K2P2.1 (gene: Kcnk2), a two-pore-domain potassium channel, regulates leukocyte transmigration across the blood-brain barrier by a yet unknown mechanism. We demonstrate that Kcnk2−/− mouse brain microvascular endothelial cells (MBMECs) exhibit an altered cytoskeletal structure and surface morphology with increased formation of membrane protrusions. Cell adhesion molecules cluster on those protrusions and facilitate leukocyte adhesion and migration in vitro and in vivo. We observe downregulation of K2P2.1 and activation of actin modulating proteins (cofilin 1, Arp2/3) in inflamed wildtype MBMECs.
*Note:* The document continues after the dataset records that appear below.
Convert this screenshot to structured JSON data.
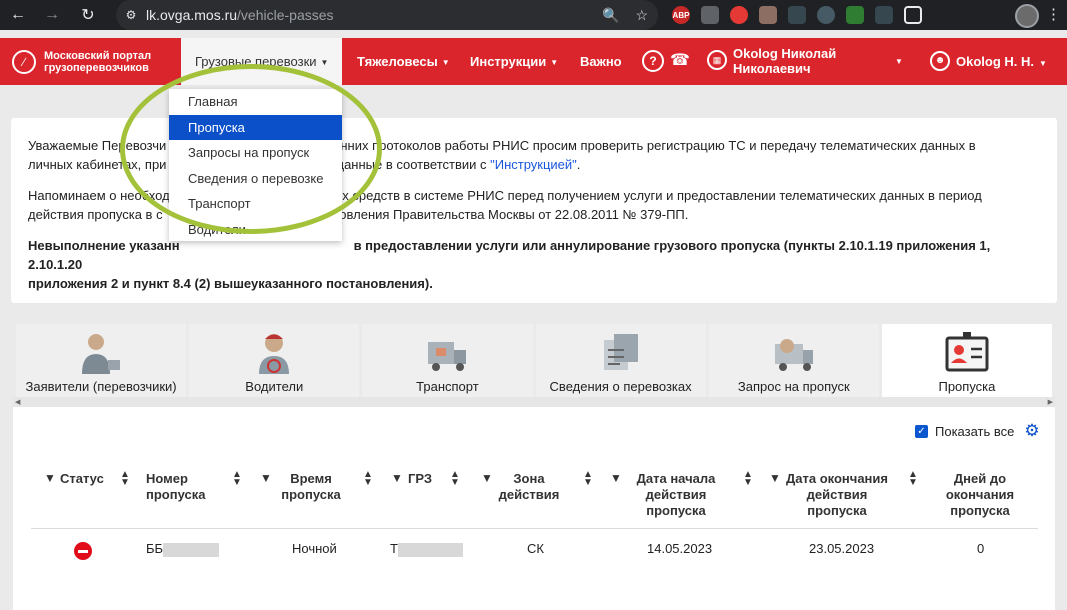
{
  "browser": {
    "url_host": "lk.ovga.mos.ru",
    "url_path": "/vehicle-passes",
    "ext_abp": "ABP"
  },
  "header": {
    "logo_line1": "Московский портал",
    "logo_line2": "грузоперевозчиков",
    "menu": [
      {
        "label": "Грузовые перевозки"
      },
      {
        "label": "Тяжеловесы"
      },
      {
        "label": "Инструкции"
      },
      {
        "label": "Важно"
      }
    ],
    "org_line1": "Okolog Николай",
    "org_line2": "Николаевич",
    "user": "Okolog Н. Н."
  },
  "dropdown": {
    "items": [
      "Главная",
      "Пропуска",
      "Запросы на пропуск",
      "Сведения о перевозке",
      "Транспорт",
      "Водители"
    ],
    "selected": "Пропуска"
  },
  "notice": {
    "p1_start": "Уважаемые Перевозчи",
    "p1_mid": "нутренних протоколов работы РНИС просим проверить регистрацию ТС и передачу телематических данных в",
    "p1_line2a": "личных кабинетах, при",
    "p1_line2b": "вать данные в соответствии с ",
    "p1_link": "\"Инструкцией\"",
    "p1_end": ".",
    "p2_line1a": "Напоминаем о необход",
    "p2_line1b": "ортных средств в системе РНИС перед получением услуги и предоставлении телематических данных в период",
    "p2_line2a": "действия пропуска в с",
    "p2_line2b": "становления Правительства Москвы от 22.08.2011 № 379-ПП.",
    "p3_line1a": "Невыполнение указанн",
    "p3_line1b": "в предоставлении услуги или аннулирование грузового пропуска (пункты 2.10.1.19 приложения 1, 2.10.1.20",
    "p3_line2": "приложения 2 и пункт 8.4 (2) вышеуказанного постановления)."
  },
  "tiles": [
    {
      "label": "Заявители (перевозчики)"
    },
    {
      "label": "Водители"
    },
    {
      "label": "Транспорт"
    },
    {
      "label": "Сведения о перевозках"
    },
    {
      "label": "Запрос на пропуск"
    },
    {
      "label": "Пропуска"
    }
  ],
  "table": {
    "show_all": "Показать все",
    "headers": {
      "status": "Статус",
      "number_1": "Номер",
      "number_2": "пропуска",
      "time_1": "Время",
      "time_2": "пропуска",
      "grz": "ГРЗ",
      "zone_1": "Зона",
      "zone_2": "действия",
      "start_1": "Дата начала",
      "start_2": "действия",
      "start_3": "пропуска",
      "end_1": "Дата окончания",
      "end_2": "действия",
      "end_3": "пропуска",
      "days_1": "Дней до",
      "days_2": "окончания",
      "days_3": "пропуска"
    },
    "rows": [
      {
        "number": "ББ",
        "time": "Ночной",
        "grz": "Т",
        "zone": "СК",
        "start": "14.05.2023",
        "end": "23.05.2023",
        "days": "0"
      }
    ]
  }
}
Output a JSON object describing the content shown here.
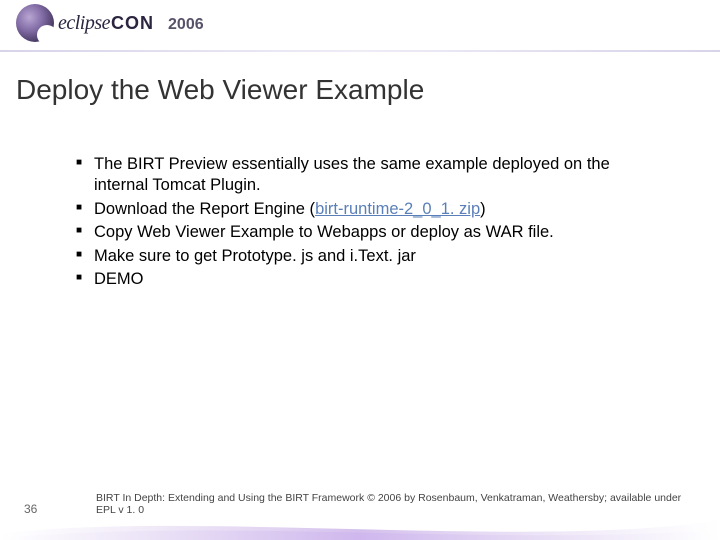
{
  "header": {
    "brand_part1": "eclipse",
    "brand_part2": "CON",
    "year": "2006"
  },
  "title": "Deploy the Web Viewer Example",
  "bullets": [
    {
      "text": "The BIRT Preview essentially uses the same example deployed on the internal Tomcat Plugin."
    },
    {
      "prefix": "Download the Report Engine (",
      "link": "birt-runtime-2_0_1. zip",
      "suffix": ")"
    },
    {
      "text": "Copy Web Viewer Example to Webapps or deploy as WAR file."
    },
    {
      "text": "Make sure to get Prototype. js and i.Text. jar"
    },
    {
      "text": "DEMO"
    }
  ],
  "footer": {
    "slide_number": "36",
    "text": "BIRT In Depth: Extending and Using the BIRT Framework © 2006 by Rosenbaum, Venkatraman, Weathersby; available under EPL v 1. 0"
  }
}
In the mechanosensitive conformation, K2P2.1 shields the phospholipid PI(4,5)P2 from interaction with other actin regulatory proteins, especially cofilin 1. Consequently, after stimulus-related K2P2.1 downregulation and dislocation from PI(4,5)P2, actin rearrangements are induced. Thus, K2P2.1-mediated regulatory processes are essential for actin dynamics, fast, reversible, and pharmacologically targetable.